Transcriptome Analysis of Synaptoneurosomes Identifies Neuroplasticity Genes Overexpressed in Incipient Alzheimer's Disease

In Alzheimer's disease (AD), early deficits in learning and memory are a consequence of synaptic modification induced by toxic beta-amyloid oligomers (oAβ). To identify immediate molecular targets downstream of oAβ binding, we prepared synaptoneurosomes from prefrontal cortex of control and incipient AD (IAD) patients, and isolated mRNAs for comparison of gene expression. This novel approach concentrates synaptic mRNA, thereby increasing the ratio of synaptic to somal mRNA and allowing discrimination of expression changes in synaptically localized genes. In IAD patients, global measures of cognition declined with increasing levels of dimeric Aβ (dAβ). These patients also showed increased expression of neuroplasticity related genes, many encoding 3′UTR consensus sequences that regulate translation in the synapse. An increase in mRNA encoding the GluR2 subunit of the α-amino-3-hydroxy-5-methyl-4-isoxazole propionic acid receptor (AMPAR) was paralleled by elevated expression of the corresponding protein in IAD. These results imply a functional impact on synaptic transmission as GluR2, if inserted, maintains the receptors in a low conductance state. Some overexpressed genes may induce early deficits in cognition and others compensatory mechanisms, providing targets for intervention to moderate the response to dAβ.

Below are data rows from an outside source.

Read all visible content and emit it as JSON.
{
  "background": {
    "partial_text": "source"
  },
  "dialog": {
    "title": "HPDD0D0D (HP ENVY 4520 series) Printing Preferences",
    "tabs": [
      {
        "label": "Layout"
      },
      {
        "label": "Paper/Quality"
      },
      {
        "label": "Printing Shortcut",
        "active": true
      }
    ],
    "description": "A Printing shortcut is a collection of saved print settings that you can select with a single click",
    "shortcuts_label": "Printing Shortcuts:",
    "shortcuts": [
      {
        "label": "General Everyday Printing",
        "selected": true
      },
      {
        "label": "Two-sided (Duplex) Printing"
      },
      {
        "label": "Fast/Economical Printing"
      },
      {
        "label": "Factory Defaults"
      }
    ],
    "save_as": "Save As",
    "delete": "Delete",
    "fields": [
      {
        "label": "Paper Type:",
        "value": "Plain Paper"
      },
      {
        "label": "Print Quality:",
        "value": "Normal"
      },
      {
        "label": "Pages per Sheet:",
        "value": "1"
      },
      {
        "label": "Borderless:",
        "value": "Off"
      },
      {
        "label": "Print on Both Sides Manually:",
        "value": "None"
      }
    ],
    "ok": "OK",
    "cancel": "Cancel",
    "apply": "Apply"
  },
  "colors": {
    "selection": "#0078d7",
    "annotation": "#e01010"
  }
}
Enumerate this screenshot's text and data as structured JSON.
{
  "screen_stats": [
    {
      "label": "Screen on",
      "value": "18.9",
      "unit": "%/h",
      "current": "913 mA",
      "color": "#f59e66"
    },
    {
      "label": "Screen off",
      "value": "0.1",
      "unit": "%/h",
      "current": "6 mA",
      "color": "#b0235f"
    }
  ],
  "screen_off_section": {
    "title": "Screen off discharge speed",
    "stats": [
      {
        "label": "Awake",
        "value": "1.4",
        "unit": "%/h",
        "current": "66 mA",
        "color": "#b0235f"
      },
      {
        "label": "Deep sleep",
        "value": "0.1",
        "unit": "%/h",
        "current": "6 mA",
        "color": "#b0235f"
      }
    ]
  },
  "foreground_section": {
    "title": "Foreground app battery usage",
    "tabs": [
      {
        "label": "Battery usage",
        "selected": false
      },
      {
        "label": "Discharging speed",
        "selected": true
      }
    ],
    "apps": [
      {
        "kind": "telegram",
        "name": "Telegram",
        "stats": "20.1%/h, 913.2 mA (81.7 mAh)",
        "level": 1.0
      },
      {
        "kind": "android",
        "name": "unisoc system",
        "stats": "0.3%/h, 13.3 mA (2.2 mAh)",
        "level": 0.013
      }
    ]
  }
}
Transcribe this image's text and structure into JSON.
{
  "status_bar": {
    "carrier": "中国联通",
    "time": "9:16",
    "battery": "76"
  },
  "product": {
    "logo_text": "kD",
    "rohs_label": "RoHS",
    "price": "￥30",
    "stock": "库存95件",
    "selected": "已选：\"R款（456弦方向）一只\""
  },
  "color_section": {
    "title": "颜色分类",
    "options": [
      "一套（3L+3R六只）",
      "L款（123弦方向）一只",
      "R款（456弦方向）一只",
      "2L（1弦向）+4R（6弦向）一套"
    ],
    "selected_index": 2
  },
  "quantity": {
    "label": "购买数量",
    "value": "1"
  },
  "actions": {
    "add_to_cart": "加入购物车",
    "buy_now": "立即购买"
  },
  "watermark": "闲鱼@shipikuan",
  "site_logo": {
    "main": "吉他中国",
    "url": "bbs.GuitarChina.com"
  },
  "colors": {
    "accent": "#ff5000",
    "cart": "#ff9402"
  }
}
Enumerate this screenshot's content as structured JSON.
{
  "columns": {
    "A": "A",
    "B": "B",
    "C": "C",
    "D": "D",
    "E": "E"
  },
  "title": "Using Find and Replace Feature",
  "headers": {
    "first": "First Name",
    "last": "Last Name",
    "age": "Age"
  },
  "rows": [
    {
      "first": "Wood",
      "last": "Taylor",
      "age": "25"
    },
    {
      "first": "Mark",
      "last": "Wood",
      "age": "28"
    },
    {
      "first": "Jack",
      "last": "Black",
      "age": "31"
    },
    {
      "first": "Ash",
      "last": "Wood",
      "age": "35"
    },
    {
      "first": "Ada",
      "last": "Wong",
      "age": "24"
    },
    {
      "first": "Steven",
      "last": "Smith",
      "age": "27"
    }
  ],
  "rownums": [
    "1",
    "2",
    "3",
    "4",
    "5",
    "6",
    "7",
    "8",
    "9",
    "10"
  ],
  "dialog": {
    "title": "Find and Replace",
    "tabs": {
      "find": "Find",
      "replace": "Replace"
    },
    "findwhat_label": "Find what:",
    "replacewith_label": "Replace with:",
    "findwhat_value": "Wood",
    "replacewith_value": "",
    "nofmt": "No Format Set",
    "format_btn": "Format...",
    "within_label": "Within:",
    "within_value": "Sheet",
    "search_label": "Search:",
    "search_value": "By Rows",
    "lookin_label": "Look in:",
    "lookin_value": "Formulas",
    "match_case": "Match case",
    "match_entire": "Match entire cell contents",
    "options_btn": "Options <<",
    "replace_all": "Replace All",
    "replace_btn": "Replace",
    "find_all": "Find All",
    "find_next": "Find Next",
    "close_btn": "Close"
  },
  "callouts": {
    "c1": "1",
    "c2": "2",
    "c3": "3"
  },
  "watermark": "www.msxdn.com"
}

阿尔茨海默病（Alzheimer's disease, AD）中，早期学习与记忆缺陷是毒性β淀粉样蛋白寡聚体（beta-amyloid oligomers, oAβ）诱导突触修饰的结果。为鉴定oAβ结合下游的直接分子靶点，我们从对照个体及始发期阿尔茨海默病（incipient AD, IAD）患者的前额叶皮层制备了突触神经小体（synaptoneurosomes），并分离mRNA以进行基因表达比较。该创新方法可富集突触mRNA，从而提升突触mRNA与胞体mRNA的比例，便于区分突触定位基因的表达变化。在IAD患者中，整体认知评分随二聚体Aβ（dAβ）水平升高而下降。此类患者还表现出神经可塑性相关基因的表达上调，其中诸多基因编码可调控突触翻译的3'非翻译区（3' untranslated region, 3′UTR）保守序列。编码α-氨基-3-羟基-5-甲基-4-异恶唑丙酸受体（alpha-amino-3-hydroxy-5-methyl-4-isoxazole propionic acid receptor, AMPAR）GluR2亚基的mRNA水平上调，与IAD患者中对应蛋白的表达升高相平行。上述结果提示其对突触传递具有功能性影响：若GluR2亚基被插入受体，可使受体维持于低电导状态。部分过表达基因可诱发早期认知缺陷，另有部分则介导代偿机制，这些发现可为干预手段提供靶点，以调节机体对dAβ的应答反应。